1. Development as a Human Right: Legal, Political, and Economic Dimensions
- Author:
- Sakiko Fukuda-Parr
- Publication Date:
- 03-2008
- Content Type:
- Journal Article
- Institution:
- Carnegie Council
- Abstract:
- In the foreword to this volume, a Nobel Symposium Book from the Harvard School of Public Health, U.N. High Commissioner for Human Rights Louise Arbour writes: There is growing support for the idea that global poverty is an affront to human rights, and that the realization of human rights for a life of freedom and dignity is inescapably a central purpose of development. Yet the right to development remains a politically divisive issue. The concept has its roots in the political economy of the 1970 s and 1980 s, when developing countries mobilized for a New International Economic Order in which countries of the North would actively facilitate growth and development in the South through aid, trade, and investment.
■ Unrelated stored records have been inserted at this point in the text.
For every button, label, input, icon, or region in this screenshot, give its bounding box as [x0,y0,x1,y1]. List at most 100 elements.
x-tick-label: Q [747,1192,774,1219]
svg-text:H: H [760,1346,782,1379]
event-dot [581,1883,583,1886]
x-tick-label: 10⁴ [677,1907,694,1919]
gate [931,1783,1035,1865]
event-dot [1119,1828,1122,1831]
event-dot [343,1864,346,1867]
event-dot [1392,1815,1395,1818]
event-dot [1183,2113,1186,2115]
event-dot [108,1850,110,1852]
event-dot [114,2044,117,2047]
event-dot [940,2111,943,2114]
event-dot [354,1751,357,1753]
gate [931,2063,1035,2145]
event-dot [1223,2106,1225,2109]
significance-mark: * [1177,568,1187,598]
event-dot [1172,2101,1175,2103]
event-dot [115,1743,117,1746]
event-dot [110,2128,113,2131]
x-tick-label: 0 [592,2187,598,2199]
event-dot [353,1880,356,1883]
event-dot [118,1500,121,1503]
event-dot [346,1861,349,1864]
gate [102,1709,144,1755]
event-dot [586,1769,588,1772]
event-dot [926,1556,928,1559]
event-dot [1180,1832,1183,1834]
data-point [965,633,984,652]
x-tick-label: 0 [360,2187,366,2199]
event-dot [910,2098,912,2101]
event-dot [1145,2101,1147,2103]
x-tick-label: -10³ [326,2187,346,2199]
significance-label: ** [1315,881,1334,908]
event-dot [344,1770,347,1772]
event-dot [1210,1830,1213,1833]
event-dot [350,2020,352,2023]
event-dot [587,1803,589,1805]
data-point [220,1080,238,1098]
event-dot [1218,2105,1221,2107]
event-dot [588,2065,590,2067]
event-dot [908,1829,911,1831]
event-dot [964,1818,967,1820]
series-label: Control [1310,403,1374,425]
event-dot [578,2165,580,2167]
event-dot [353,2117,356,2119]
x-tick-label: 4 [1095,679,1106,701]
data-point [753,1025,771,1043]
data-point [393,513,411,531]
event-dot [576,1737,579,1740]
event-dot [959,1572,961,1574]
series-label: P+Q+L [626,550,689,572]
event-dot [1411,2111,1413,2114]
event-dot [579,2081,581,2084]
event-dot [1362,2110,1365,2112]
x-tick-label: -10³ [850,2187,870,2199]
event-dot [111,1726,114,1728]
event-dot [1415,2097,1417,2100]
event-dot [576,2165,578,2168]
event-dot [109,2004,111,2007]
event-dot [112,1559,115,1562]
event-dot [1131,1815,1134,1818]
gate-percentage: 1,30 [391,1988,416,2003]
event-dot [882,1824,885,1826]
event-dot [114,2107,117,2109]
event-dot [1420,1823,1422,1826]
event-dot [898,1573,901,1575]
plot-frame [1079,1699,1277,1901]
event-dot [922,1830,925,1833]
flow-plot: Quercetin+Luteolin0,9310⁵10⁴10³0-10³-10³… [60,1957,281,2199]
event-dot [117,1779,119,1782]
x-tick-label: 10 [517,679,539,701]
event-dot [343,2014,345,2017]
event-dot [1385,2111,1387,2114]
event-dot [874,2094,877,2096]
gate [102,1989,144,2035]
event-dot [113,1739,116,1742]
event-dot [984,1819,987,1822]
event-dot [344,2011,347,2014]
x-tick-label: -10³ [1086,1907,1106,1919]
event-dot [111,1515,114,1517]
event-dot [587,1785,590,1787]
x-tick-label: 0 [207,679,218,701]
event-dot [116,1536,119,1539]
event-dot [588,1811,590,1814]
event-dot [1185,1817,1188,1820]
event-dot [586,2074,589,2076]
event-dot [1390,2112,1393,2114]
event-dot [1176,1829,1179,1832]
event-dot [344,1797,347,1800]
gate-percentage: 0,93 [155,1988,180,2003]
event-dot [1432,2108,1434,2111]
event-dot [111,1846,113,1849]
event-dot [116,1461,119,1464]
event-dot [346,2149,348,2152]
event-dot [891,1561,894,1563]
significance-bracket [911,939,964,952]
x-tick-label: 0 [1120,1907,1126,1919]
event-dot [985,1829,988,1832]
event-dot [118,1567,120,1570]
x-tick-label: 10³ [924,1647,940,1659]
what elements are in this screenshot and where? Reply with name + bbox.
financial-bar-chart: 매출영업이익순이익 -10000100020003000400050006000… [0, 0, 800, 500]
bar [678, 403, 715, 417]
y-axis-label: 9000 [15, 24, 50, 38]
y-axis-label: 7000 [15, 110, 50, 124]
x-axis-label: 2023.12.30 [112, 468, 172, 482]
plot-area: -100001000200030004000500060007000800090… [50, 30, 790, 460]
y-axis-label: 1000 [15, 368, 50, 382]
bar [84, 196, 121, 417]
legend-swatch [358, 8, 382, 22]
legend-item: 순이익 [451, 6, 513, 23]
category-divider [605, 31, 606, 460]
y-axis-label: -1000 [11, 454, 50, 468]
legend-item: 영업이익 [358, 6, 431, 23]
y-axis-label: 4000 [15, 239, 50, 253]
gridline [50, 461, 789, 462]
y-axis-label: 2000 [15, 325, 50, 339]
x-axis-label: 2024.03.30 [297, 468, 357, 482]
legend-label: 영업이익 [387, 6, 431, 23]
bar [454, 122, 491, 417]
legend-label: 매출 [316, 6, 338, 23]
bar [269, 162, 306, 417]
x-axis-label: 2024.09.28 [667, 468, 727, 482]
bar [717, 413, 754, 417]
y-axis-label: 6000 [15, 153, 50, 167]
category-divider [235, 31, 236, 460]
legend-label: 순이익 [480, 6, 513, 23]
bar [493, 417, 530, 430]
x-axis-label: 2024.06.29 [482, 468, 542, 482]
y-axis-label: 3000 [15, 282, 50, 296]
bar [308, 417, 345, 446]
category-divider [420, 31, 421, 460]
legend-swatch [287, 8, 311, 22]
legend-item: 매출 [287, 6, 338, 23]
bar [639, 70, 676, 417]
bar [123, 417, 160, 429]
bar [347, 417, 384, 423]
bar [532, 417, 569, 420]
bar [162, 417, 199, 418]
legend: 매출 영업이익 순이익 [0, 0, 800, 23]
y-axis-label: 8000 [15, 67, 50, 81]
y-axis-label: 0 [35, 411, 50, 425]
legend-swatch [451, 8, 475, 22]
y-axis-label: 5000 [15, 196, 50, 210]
While the right to development is still championed by developing countries and resisted by donor countries, it (and the broader concept of a human rights-based approach to development) is also controversial among theorists and practitioners in both the human rights and the development fields. Some human rights legal scholars challenge its usefulness, arguing that it brings together rights that already exist. In the development community, little attention has been paid to the right to development per se, and economists who dominate the mainstream of development theory and practice are somewhat puzzled by the idea that human rights in general should be a concern in development at all. They often question the relevance of human rights discourse on development and see it as idealistic and utopian, since it insists on the equal value of all rights. Given that economic policymaking is about setting priorities and considering trade-offs, ''rights talk'' seems to be an obstacle rather than an aid to the task of formulating policies and strategies.